Promptly institute definitive treatment with appropriate chemotherapy. A study by Mamez et al indicated that the administration of oral hydroxyurea before chemotherapy can lower the rate of early death in hyperleukocytic patients with acute myelogenous leukemia. The study, which involved 160 patients, found the hospital mortality rate for patients who received pre-chemotherapy hydroxyurea to be 19%, compared with 34% for those who received no hydroxyurea prior to chemotherapy. However, the two treatment groups did not differ with regard to disease-free survival.[36]

Hyperleukocytosis in leukemia is often complicated by a tumor lysis syndrome, which includes a high serum uric acid and uric acid nephropathy. Prompt measures to reduce serum uric acid and prevent uric acid nephropathy are required.

Class Summary

These drugs are used to prevent acute uric acid nephropathy associated with leukocytosis in myeloproliferative disease and leukemia.
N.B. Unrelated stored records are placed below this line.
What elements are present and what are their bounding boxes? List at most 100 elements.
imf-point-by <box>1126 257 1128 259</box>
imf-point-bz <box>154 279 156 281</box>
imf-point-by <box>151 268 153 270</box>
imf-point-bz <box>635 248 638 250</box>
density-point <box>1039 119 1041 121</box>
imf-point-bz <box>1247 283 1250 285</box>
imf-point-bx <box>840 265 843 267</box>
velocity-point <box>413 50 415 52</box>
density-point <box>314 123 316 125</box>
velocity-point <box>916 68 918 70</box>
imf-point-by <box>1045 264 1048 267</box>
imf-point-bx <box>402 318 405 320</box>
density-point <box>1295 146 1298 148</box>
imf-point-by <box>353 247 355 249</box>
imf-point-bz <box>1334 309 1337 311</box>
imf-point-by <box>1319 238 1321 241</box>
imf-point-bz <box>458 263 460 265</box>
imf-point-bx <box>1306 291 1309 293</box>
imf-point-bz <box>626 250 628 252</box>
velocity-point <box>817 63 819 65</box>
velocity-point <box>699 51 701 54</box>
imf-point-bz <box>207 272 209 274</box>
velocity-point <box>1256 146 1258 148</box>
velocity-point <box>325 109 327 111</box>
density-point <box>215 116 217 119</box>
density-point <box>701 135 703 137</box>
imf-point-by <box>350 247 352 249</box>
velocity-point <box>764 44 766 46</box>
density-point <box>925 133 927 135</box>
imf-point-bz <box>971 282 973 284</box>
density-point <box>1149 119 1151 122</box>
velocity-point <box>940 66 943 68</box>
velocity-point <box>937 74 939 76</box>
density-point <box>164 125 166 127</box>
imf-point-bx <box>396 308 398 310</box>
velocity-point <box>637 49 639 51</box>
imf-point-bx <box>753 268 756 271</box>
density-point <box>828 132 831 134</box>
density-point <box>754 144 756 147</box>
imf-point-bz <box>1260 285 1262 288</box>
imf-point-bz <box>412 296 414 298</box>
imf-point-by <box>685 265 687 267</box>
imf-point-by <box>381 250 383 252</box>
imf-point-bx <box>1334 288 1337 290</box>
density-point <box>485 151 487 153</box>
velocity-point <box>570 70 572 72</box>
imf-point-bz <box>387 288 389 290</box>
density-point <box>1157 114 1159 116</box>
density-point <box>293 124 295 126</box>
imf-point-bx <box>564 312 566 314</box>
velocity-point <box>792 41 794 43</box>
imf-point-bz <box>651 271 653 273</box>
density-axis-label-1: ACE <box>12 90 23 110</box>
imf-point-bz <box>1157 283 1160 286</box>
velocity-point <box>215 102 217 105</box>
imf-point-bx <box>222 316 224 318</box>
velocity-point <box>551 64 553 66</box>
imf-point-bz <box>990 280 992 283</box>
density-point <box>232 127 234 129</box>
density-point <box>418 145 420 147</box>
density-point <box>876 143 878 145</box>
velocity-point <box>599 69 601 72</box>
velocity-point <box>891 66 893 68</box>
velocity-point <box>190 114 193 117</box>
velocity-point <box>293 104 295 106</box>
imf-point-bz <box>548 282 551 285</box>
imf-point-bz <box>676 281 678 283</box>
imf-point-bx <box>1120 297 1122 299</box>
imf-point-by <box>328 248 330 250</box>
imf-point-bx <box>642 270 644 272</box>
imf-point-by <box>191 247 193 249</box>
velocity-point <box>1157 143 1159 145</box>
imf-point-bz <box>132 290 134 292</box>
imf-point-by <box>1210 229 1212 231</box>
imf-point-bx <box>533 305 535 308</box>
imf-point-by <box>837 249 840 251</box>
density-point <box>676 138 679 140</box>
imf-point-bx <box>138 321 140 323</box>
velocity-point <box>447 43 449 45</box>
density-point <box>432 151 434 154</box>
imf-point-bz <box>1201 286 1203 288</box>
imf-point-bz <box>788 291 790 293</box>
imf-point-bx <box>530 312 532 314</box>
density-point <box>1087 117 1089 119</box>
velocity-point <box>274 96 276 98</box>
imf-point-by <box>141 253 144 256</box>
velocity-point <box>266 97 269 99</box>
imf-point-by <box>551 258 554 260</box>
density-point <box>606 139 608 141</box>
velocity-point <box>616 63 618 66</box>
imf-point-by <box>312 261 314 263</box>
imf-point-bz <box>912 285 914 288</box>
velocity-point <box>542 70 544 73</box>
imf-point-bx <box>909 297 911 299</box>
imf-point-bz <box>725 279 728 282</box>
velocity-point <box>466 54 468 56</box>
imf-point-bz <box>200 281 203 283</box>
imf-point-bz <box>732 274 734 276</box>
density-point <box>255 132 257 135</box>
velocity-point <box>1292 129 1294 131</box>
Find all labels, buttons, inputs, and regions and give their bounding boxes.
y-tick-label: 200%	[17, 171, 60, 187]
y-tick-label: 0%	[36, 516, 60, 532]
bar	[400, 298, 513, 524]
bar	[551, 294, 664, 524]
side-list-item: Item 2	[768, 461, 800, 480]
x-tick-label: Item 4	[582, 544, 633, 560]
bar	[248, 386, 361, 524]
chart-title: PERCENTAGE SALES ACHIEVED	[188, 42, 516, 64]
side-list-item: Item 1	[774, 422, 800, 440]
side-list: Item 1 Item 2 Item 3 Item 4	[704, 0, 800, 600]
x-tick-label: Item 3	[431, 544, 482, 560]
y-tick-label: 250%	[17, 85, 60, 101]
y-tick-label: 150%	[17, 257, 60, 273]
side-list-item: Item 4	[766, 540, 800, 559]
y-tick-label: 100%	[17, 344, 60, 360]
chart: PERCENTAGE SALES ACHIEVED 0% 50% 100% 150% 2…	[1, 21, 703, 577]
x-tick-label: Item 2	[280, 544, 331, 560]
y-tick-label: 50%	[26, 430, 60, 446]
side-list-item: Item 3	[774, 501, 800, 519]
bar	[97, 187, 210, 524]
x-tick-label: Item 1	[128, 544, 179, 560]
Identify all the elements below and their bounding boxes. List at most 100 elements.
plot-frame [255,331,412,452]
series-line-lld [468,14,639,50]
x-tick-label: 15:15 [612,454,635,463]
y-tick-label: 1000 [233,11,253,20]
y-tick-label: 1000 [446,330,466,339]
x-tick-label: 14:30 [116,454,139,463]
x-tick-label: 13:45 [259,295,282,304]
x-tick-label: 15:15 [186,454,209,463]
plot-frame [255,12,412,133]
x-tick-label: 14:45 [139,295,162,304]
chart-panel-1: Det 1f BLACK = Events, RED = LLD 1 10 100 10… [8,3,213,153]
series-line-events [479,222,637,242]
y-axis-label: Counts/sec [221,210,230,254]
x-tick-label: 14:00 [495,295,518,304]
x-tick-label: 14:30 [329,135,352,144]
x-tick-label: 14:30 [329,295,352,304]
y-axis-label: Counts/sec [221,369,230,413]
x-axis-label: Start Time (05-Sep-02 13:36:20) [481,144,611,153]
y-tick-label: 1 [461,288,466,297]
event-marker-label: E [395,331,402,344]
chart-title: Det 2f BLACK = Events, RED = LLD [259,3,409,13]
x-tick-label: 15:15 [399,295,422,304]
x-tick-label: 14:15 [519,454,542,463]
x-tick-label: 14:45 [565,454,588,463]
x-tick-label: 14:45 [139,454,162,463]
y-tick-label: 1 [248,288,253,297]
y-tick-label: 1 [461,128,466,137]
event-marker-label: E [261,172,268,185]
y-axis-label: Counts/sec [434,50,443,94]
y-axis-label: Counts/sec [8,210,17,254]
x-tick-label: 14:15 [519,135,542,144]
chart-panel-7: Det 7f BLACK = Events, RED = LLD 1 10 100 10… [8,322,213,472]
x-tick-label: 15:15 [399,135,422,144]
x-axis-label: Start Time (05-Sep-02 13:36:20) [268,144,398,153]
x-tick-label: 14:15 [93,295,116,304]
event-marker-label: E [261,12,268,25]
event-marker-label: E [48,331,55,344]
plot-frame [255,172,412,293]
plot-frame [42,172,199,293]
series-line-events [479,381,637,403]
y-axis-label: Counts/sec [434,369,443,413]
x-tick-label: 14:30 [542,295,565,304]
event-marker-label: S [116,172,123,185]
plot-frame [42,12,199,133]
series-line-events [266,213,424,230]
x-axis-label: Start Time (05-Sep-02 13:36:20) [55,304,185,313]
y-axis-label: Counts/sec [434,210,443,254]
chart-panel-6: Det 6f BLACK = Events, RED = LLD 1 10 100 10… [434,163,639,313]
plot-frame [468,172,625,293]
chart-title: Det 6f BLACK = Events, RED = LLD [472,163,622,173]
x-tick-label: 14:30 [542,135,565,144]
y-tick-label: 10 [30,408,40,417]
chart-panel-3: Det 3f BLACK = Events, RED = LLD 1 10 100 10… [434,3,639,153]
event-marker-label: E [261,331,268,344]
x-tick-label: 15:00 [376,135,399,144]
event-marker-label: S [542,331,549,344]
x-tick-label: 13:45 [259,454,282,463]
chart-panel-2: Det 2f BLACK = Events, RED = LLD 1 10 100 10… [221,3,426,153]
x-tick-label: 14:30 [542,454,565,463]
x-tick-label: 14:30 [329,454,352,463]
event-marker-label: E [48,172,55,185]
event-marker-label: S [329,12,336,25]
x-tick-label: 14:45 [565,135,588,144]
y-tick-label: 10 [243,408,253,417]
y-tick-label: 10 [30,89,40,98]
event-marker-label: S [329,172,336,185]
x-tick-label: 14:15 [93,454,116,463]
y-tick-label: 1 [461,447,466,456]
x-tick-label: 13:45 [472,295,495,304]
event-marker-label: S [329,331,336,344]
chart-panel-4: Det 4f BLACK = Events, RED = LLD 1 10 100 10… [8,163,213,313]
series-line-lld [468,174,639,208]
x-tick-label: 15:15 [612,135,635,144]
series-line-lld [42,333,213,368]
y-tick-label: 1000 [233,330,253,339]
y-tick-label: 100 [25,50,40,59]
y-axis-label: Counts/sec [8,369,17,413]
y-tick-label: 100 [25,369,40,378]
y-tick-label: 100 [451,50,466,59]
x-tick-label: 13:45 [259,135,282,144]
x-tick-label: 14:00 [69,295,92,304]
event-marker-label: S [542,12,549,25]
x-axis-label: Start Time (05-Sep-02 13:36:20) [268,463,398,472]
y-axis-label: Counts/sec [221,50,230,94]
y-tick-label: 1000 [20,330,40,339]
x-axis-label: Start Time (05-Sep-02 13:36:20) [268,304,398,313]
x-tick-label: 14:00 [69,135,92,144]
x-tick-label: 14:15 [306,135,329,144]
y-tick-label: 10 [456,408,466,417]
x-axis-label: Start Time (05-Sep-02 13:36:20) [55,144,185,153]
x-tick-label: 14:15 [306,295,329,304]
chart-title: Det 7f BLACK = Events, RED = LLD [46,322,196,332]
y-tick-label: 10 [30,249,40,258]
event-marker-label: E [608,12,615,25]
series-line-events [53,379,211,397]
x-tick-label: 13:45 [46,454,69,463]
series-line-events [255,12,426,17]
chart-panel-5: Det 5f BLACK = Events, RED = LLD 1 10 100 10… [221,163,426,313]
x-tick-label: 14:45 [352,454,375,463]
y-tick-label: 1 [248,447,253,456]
Allopurinol (Aloprim, Zyloprim)

Inhibits xanthine oxidase, the enzyme that synthesizes uric acid from hypoxanthine. Reduces synthesis of uric acid without disrupting biosynthesis of vital purines. Reduces plasma concentration and urine excretion of uric acid; simultaneously increases plasma concentration and urine excretion of more soluble oxypurine precursors.

Rasburicase (Elitek)

Recombinant form of urate oxidase (derived from Saccharomyces cerevisiae -synthesized Aspergillus flavus), which oxidizes uric acid to allantoin (soluble and inactive). Indicated for treatment and prophylaxis of severe hyperuricemia associated with treatment of malignancy. Hyperuricemia causes precipitant in kidneys, leading to acute renal failure. Unlike uric acid, allantoin soluble and easily excreted by kidneys. Elimination half-life is 18 h.

Prognosis totally depends on the underlying etiologies.